When reading Ross Gay’s The Book of Delights, I was reminded that as humans, we crave simple delights, joy, and wonder. Unless we stop and see them, we can lose that sense and skill and slip into drudgery and auto-pilot mode. School can lose its meaning and become just something you have to do, separate from anything else, disconnected from the incredible world that is swirling, changing, and existing around us.
It’s important for us as teachers to give ourselves permission to slow down and not get caught up in the culture of immediacy that schools can create. We can spark joy, delight, and wonder in our students. Not only to promote a love of science, and model curious and constant learning as a way of being, but also to heal from the pains of society. It’s important to be intentional and find delight and wonder in the natural world that is struggling, yes, but abundant and all around us.
Effective Ways to Encourage Joy in Your Classroom
Here are some ways I worked out to integrate joy into my daily teaching practice.
1. Be responsive to what your class needs collectively. For example, do they need more energy? Do they need lively sea otters at play to provide laughter and energy? Or do they need to watch hundreds of jellyfish floating by to help regulate their nervous systems after recess, come down, and wonder at these fluidly moving, magical organisms?
Tune in to the social and emotional needs of your students, and let this be your guide. Doing this can also launch your class into a scientific inquiry cycle or into project-based learning.
2. Give your students permission and support to ask questions, develop curiosity, and observe deeply. They might have many questions about a plant, clouds, leaves, the soil, wildlife, the stars. Have them find spots to sit, draw, write, think, reflect, and then share with each other.
Many teachers appreciated the chance to do this during the pandemic, spending more time outside with students, with open-ended inquiries. Resist the rush-rush culture, and head outdoors or bring phenomena inside to deeply observe.
3. Play is the driver of exploring, questioning, feeling, and making meaning. Christopher Emdin makes this clear in his book STEM, STEAM, Make, Dream. He reminds us that STEM is play, and STEAM and making are play. Play, he says, is the driver of exploring, questioning, feeling, and making meaning.
How can we show students the joy of other animals playing, and how can we foster more playfulness in education and daily schooling? Games in every subject are a good place to start, resulting in laughter filling the room. These games can be a simple Kahoot, students making rap songs about scientific processes, or skits and art that illustrate new concepts or the beauty of science.

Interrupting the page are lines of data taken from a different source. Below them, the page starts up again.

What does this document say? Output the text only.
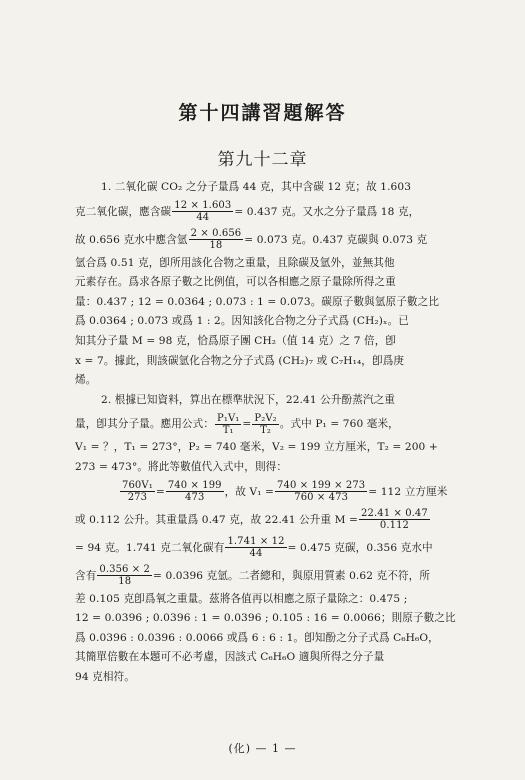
第十四講習題解答
第九十二章
1. 二氧化碳 CO₂ 之分子量爲 44 克，其中含碳 12 克；故 1.603
克二氧化碳，應含碳 $\frac{12 \times 1.603}{44} = 0.437$ 克。又水之分子量爲 18 克，
故 0.656 克水中應含氫 $\frac{2 \times 0.656}{18} = 0.073$ 克。0.437 克碳與 0.073 克
氫合爲 0.51 克，卽所用該化合物之重量，且除碳及氫外，並無其他
元素存在。爲求各原子數之比例值，可以各相應之原子量除所得之重
量：0.437 ; 12 = 0.0364 ; 0.073 : 1 = 0.073。碳原子數與氫原子數之比
爲 0.0364 ; 0.073 或爲 1 : 2。因知該化合物之分子式爲 (CH₂)ₓ。已
知其分子量 M = 98 克，恰爲原子團 CH₂（值 14 克）之 7 倍，卽
x = 7。據此，則該碳氫化合物之分子式爲 (CH₂)₇ 或 C₇H₁₄，卽爲庚
烯。
2. 根據已知資料，算出在標準狀況下，22.41 公升酚蒸汽之重
量，卽其分子量。應用公式： $\frac{\text{P₁V₁}}{\text{T₁}} = \frac{\text{P₂V₂}}{\text{T₂}}$ 。式中 P₁ = 760 毫米，
V₁ = ？，T₁ = 273°，P₂ = 740 毫米，V₂ = 199 立方厘米，T₂ = 200 +
273 = 473°。將此等數值代入式中，則得：
$\frac{\text{760V₁}}{273} = \frac{740 \times 199}{473}$ ，故 $V_1 = \frac{740 \times 199 \times 273}{760 \times 473} = 112$ 立方厘米
或 0.112 公升。其重量爲 0.47 克，故 22.41 公升重 $M = \frac{22.41 \times 0.47}{0.112}$
= 94 克。1.741 克二氧化碳有 $\frac{1.741 \times 12}{44} = 0.475$ 克碳，0.356 克水中
含有 $\frac{0.356 \times 2}{18} = 0.0396$ 克氫。二者總和，與原用質素 0.62 克不符，所
差 0.105 克卽爲氧之重量。茲將各值再以相應之原子量除之：0.475 ;
12 = 0.0396 ; 0.0396 : 1 = 0.0396 ; 0.105 : 16 = 0.0066；則原子數之比
爲 0.0396 : 0.0396 : 0.0066 或爲 6 : 6 : 1。卽知酚之分子式爲 C₆H₆O，
其簡單倍數在本題可不必考慮，因該式 C₆H₆O 適與所得之分子量
94 克相符。
(化) — 1 —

In many ways, we’ve drained the fun and play out of science by making it all about dry facts. We can bring it back through purposeful play, tinkering, and performance. For example, how can students create a zipline or a Rube Goldberg machine through play and experimentation? Play can be sorting items into categories by their characteristics and racing each other. It can look like scavenger hunts, or trial and error building a prototype.
4. Have students share what has delighted or made them curious that day. In morning meetings or circle time, each student can state an “I notice, I wonder” or a “delight” or question from the day. Or, you may want to place an anchor chart in the room where you gather students’ questions, wonderings, and delights. You can refer to it often. Kids and teachers can also use it to engage in passion projects or connect to other learning to increase relevance.
I try to do this each night as I fall asleep. What delights did I witness today? This habit then grows. You notice more delights as you note more of them.
Teachers have a chance to spark interest in science, nature, and the world around us in everyday, regular ways that benefit students by supplying joy, relaxation, wonder, and reverence. As students and teachers develop this skill, they see more delight, become more curious, and engage more with the world. This, in turn, will help them become curious, engaged, and compassionate citizens, which I think we desperately need now and into the future.